Anti-angiogenic drugs have shown promise for treatment of gynecological cancers in phase II and phase III trials. A number of targets in angiogenesis pathways have been identified and drugs targeting these areas have been and are under evaluation. Currently, bevacizumab especially in ovarian cancer seems to hold the most promising results. Whether other agents such as aflibercept or small molecule tyrosine kinase inhibitors will have similar or better success requires additional work.

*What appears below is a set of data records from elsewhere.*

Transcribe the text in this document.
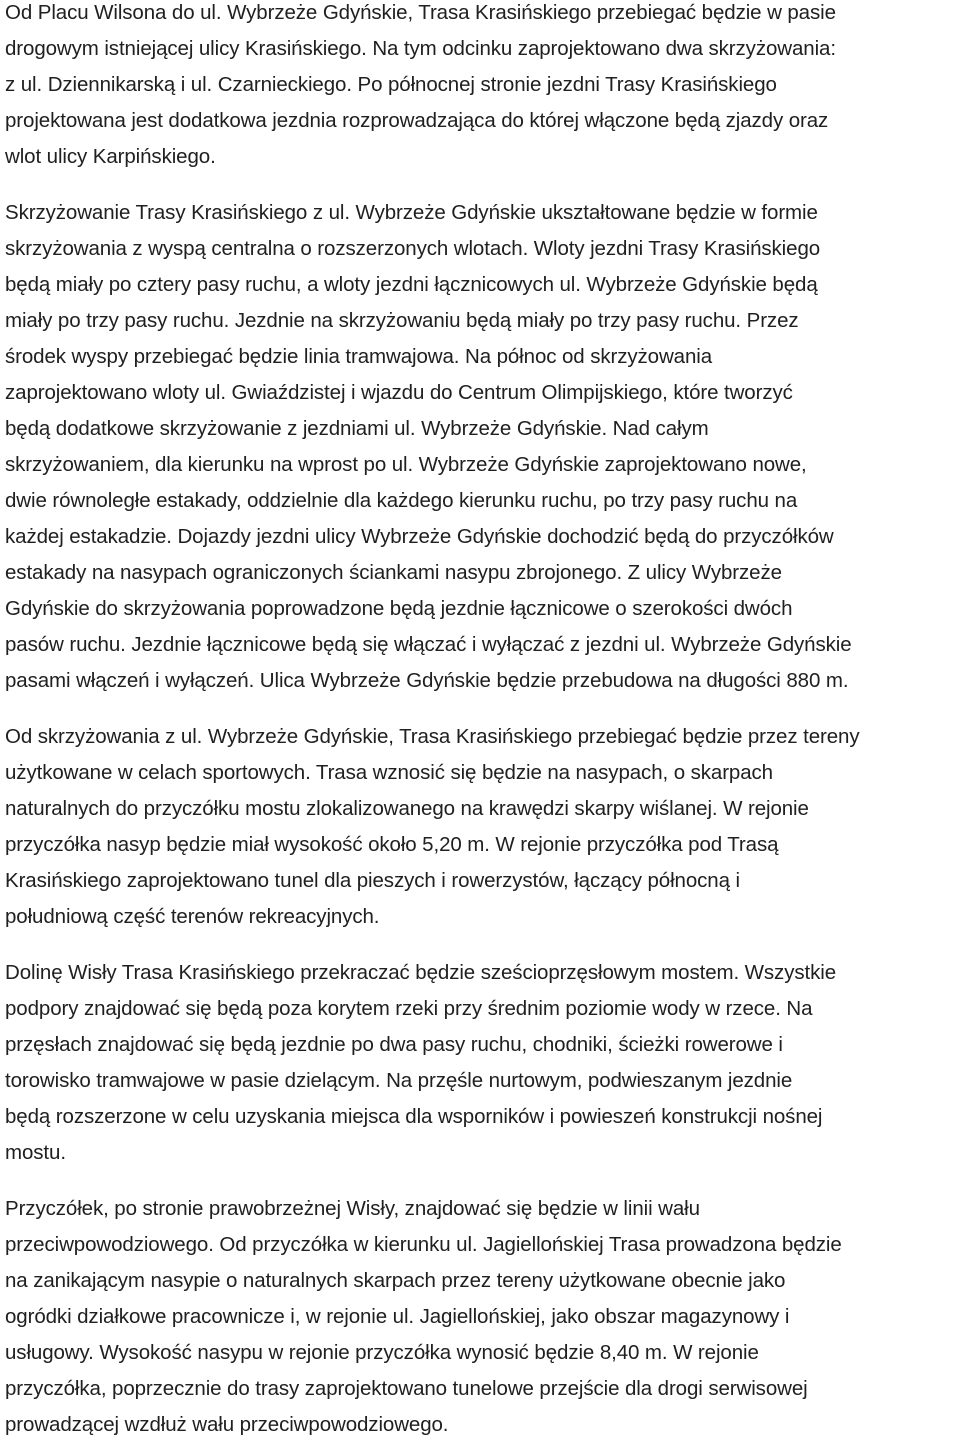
Od Placu Wilsona do ul. Wybrzeże Gdyńskie, Trasa Krasińskiego przebiegać będzie w pasie
drogowym istniejącej ulicy Krasińskiego. Na tym odcinku zaprojektowano dwa skrzyżowania:
z ul. Dziennikarską i ul. Czarnieckiego. Po północnej stronie jezdni Trasy Krasińskiego
projektowana jest dodatkowa jezdnia rozprowadzająca do której włączone będą zjazdy oraz
wlot ulicy Karpińskiego.
Skrzyżowanie Trasy Krasińskiego z ul. Wybrzeże Gdyńskie ukształtowane będzie w formie
skrzyżowania z wyspą centralna o rozszerzonych wlotach. Wloty jezdni Trasy Krasińskiego
będą miały po cztery pasy ruchu, a wloty jezdni łącznicowych ul. Wybrzeże Gdyńskie będą
miały po trzy pasy ruchu. Jezdnie na skrzyżowaniu będą miały po trzy pasy ruchu. Przez
środek wyspy przebiegać będzie linia tramwajowa. Na północ od skrzyżowania
zaprojektowano wloty ul. Gwiaździstej i wjazdu do Centrum Olimpijskiego, które tworzyć
będą dodatkowe skrzyżowanie z jezdniami ul. Wybrzeże Gdyńskie. Nad całym
skrzyżowaniem, dla kierunku na wprost po ul. Wybrzeże Gdyńskie zaprojektowano nowe,
dwie równoległe estakady, oddzielnie dla każdego kierunku ruchu, po trzy pasy ruchu na
każdej estakadzie. Dojazdy jezdni ulicy Wybrzeże Gdyńskie dochodzić będą do przyczółków
estakady na nasypach ograniczonych ściankami nasypu zbrojonego. Z ulicy Wybrzeże
Gdyńskie do skrzyżowania poprowadzone będą jezdnie łącznicowe o szerokości dwóch
pasów ruchu. Jezdnie łącznicowe będą się włączać i wyłączać z jezdni ul. Wybrzeże Gdyńskie
pasami włączeń i wyłączeń. Ulica Wybrzeże Gdyńskie będzie przebudowa na długości 880 m.
Od skrzyżowania z ul. Wybrzeże Gdyńskie, Trasa Krasińskiego przebiegać będzie przez tereny
użytkowane w celach sportowych. Trasa wznosić się będzie na nasypach, o skarpach
naturalnych do przyczółku mostu zlokalizowanego na krawędzi skarpy wiślanej. W rejonie
przyczółka nasyp będzie miał wysokość około 5,20 m. W rejonie przyczółka pod Trasą
Krasińskiego zaprojektowano tunel dla pieszych i rowerzystów, łączący północną i
południową część terenów rekreacyjnych.
Dolinę Wisły Trasa Krasińskiego przekraczać będzie sześcioprzęsłowym mostem. Wszystkie
podpory znajdować się będą poza korytem rzeki przy średnim poziomie wody w rzece. Na
przęsłach znajdować się będą jezdnie po dwa pasy ruchu, chodniki, ścieżki rowerowe i
torowisko tramwajowe w pasie dzielącym. Na przęśle nurtowym, podwieszanym jezdnie
będą rozszerzone w celu uzyskania miejsca dla wsporników i powieszeń konstrukcji nośnej
mostu.
Przyczółek, po stronie prawobrzeżnej Wisły, znajdować się będzie w linii wału
przeciwpowodziowego. Od przyczółka w kierunku ul. Jagiellońskiej Trasa prowadzona będzie
na zanikającym nasypie o naturalnych skarpach przez tereny użytkowane obecnie jako
ogródki działkowe pracownicze i, w rejonie ul. Jagiellońskiej, jako obszar magazynowy i
usługowy. Wysokość nasypu w rejonie przyczółka wynosić będzie 8,40 m. W rejonie
przyczółka, poprzecznie do trasy zaprojektowano tunelowe przejście dla drogi serwisowej
prowadzącej wzdłuż wału przeciwpowodziowego.
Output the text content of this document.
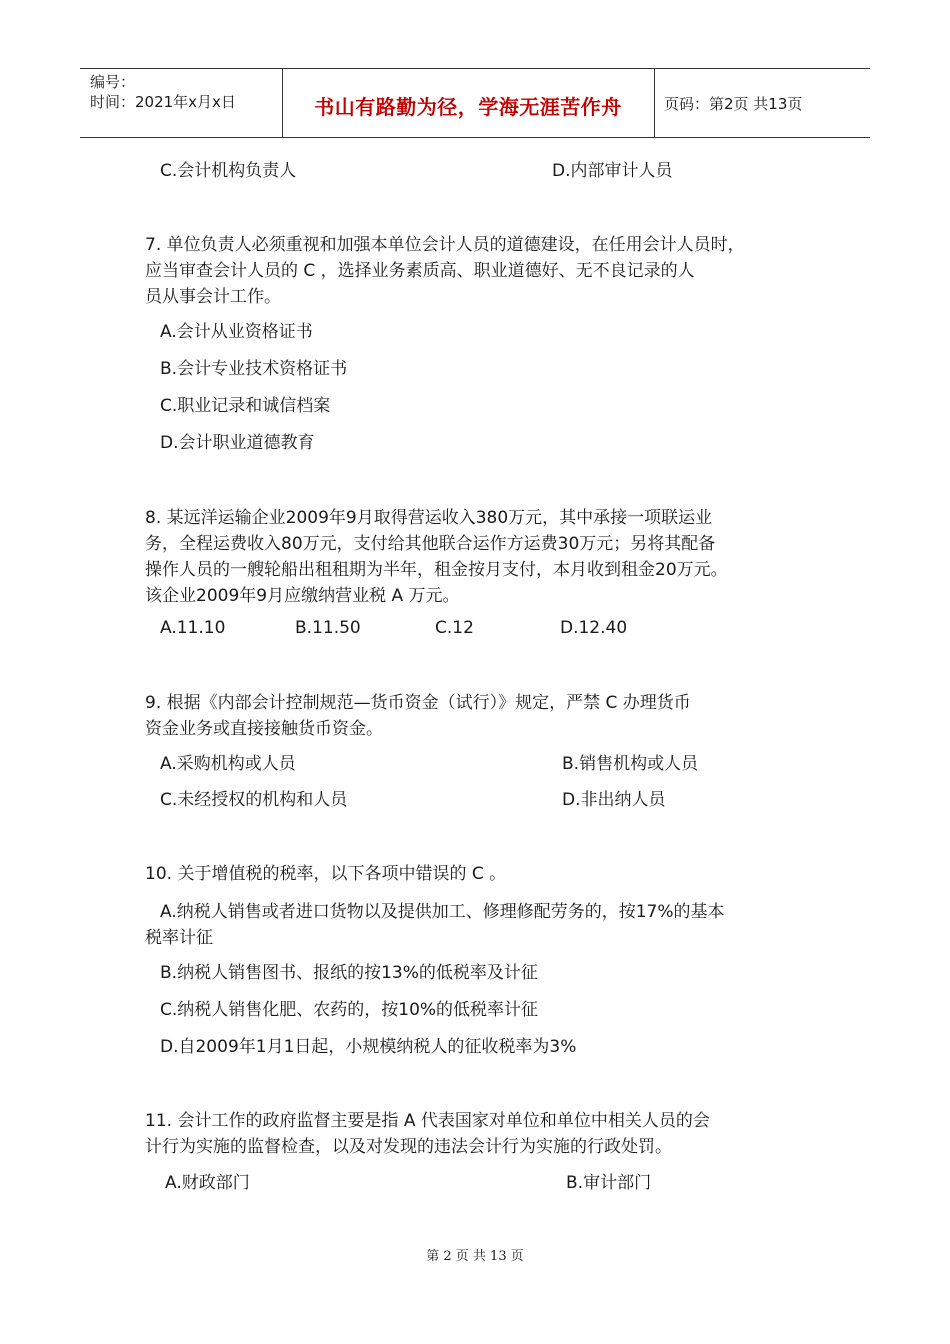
编号：
时间：2021年x月x日	书山有路勤为径，学海无涯苦作舟	页码：第2页 共13页
C.会计机构负责人	D.内部审计人员
7. 单位负责人必须重视和加强本单位会计人员的道德建设，在任用会计人员时，
应当审查会计人员的 C ，选择业务素质高、职业道德好、无不良记录的人
员从事会计工作。
A.会计从业资格证书
B.会计专业技术资格证书
C.职业记录和诚信档案
D.会计职业道德教育
8. 某远洋运输企业2009年9月取得营运收入380万元，其中承接一项联运业
务，全程运费收入80万元，支付给其他联合运作方运费30万元；另将其配备
操作人员的一艘轮船出租租期为半年，租金按月支付，本月收到租金20万元。
该企业2009年9月应缴纳营业税 A 万元。
A.11.10	B.11.50	C.12	D.12.40
9. 根据《内部会计控制规范—货币资金（试行）》规定，严禁 C 办理货币
资金业务或直接接触货币资金。
A.采购机构或人员	B.销售机构或人员
C.未经授权的机构和人员	D.非出纳人员
10. 关于增值税的税率，以下各项中错误的 C 。
A.纳税人销售或者进口货物以及提供加工、修理修配劳务的，按17%的基本
税率计征
B.纳税人销售图书、报纸的按13%的低税率及计征
C.纳税人销售化肥、农药的，按10%的低税率计征
D.自2009年1月1日起，小规模纳税人的征收税率为3%
11. 会计工作的政府监督主要是指 A 代表国家对单位和单位中相关人员的会
计行为实施的监督检查，以及对发现的违法会计行为实施的行政处罚。
A.财政部门	B.审计部门
第 2 页 共 13 页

Unfortunately, the clinical responses to anti-angiogenesis drugs have been transitory, followed by progressive disease. This is likely due to inherent or acquired resistance to such drugs¹¹⁰. Therefore, an important area of ongoing research involves identification of reliable predictive markers and understanding the mechanisms of resistance to anti-angiogenesis agents^108,111,112. We expect that a deeper understanding of such biology will result in better therapeutic approaches that can improve the outcome of patients suffering from gynecologic or other malignancies.

• Recent insights at the molecular and cellular levels are paving the way for a more directed approach to target mechanisms driving tumorigenesis, such as angiogenesis.

• Anti-angiogenic drugs have shown promise for treatment of gynecological cancers in phase II and phase III trials.

• Clinical responses to anti-angiogenesis drugs have been transitory, followed by progressive disease likely due to acquired resistance to such drugs.